Any one have any thoughts or ideas on this plant that I would like to include in my EFG?
A: Rip it up, compost it, and throw moldy hay over it.
B: Hot compost right on top of the plant.
Looks like it has a lot of uses. You can eat young shoots and leaves too. If you trim it, you have to pick up the trimmings, or they root.
I'm sure st. augustine and bermuda grass could be considered invasive too. Guess things just depend on perspective / the beholder.
Figure out what around you allows it to spread, and be sure to pick all of the fruit and pick up any trimmings, and looks like it will be alright.
Seems better than english ivy and kudzu
Well, lots of great plants are listed as noxious weeds. Take purslane, for example. It has the most omega-3s of any green vegetable, is drought tolerant, self seeds, thrives in poor soil, and tastes great.
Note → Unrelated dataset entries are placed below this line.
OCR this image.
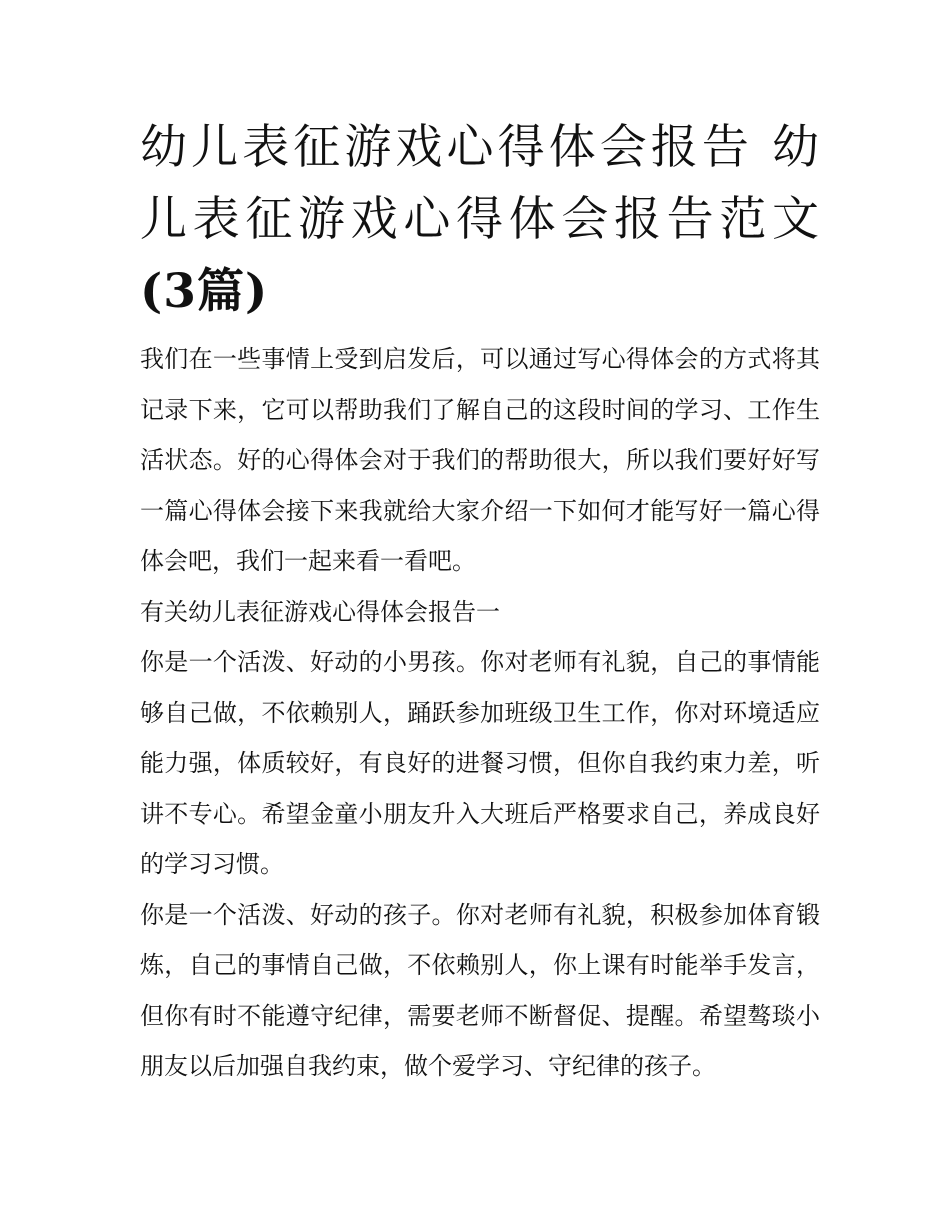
幼儿表征游戏心得体会报告 幼儿表征游戏心得体会报告范文(3篇)

我们在一些事情上受到启发后，可以通过写心得体会的方式将其记录下来，它可以帮助我们了解自己的这段时间的学习、工作生活状态。好的心得体会对于我们的帮助很大，所以我们要好好写一篇心得体会接下来我就给大家介绍一下如何才能写好一篇心得体会吧，我们一起来看一看吧。

有关幼儿表征游戏心得体会报告一

你是一个活泼、好动的小男孩。你对老师有礼貌，自己的事情能够自己做，不依赖别人，踊跃参加班级卫生工作，你对环境适应能力强，体质较好，有良好的进餐习惯，但你自我约束力差，听讲不专心。希望金童小朋友升入大班后严格要求自己，养成良好的学习习惯。

你是一个活泼、好动的孩子。你对老师有礼貌，积极参加体育锻炼，自己的事情自己做，不依赖别人，你上课有时能举手发言，但你有时不能遵守纪律，需要老师不断督促、提醒。希望骜琰小朋友以后加强自我约束，做个爱学习、守纪律的孩子。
It could become invasive in some situations, but 'miracle plant' is a better description than 'weed'. After all, "weeds are those poor plants whose uses have not yet been discovered".
i love purslane, i would also put the great dandelion in that same boat as well. such a powerhouse of a plant, wasted on a daily basis by gallons and gallons of poison.
When we take a species and put it into an environment where it has no natural controls it can go crazy.
Think wild hogs in Texas, Bighead Carp in the Mississippi, sea lampry in the Great Lakes, etc.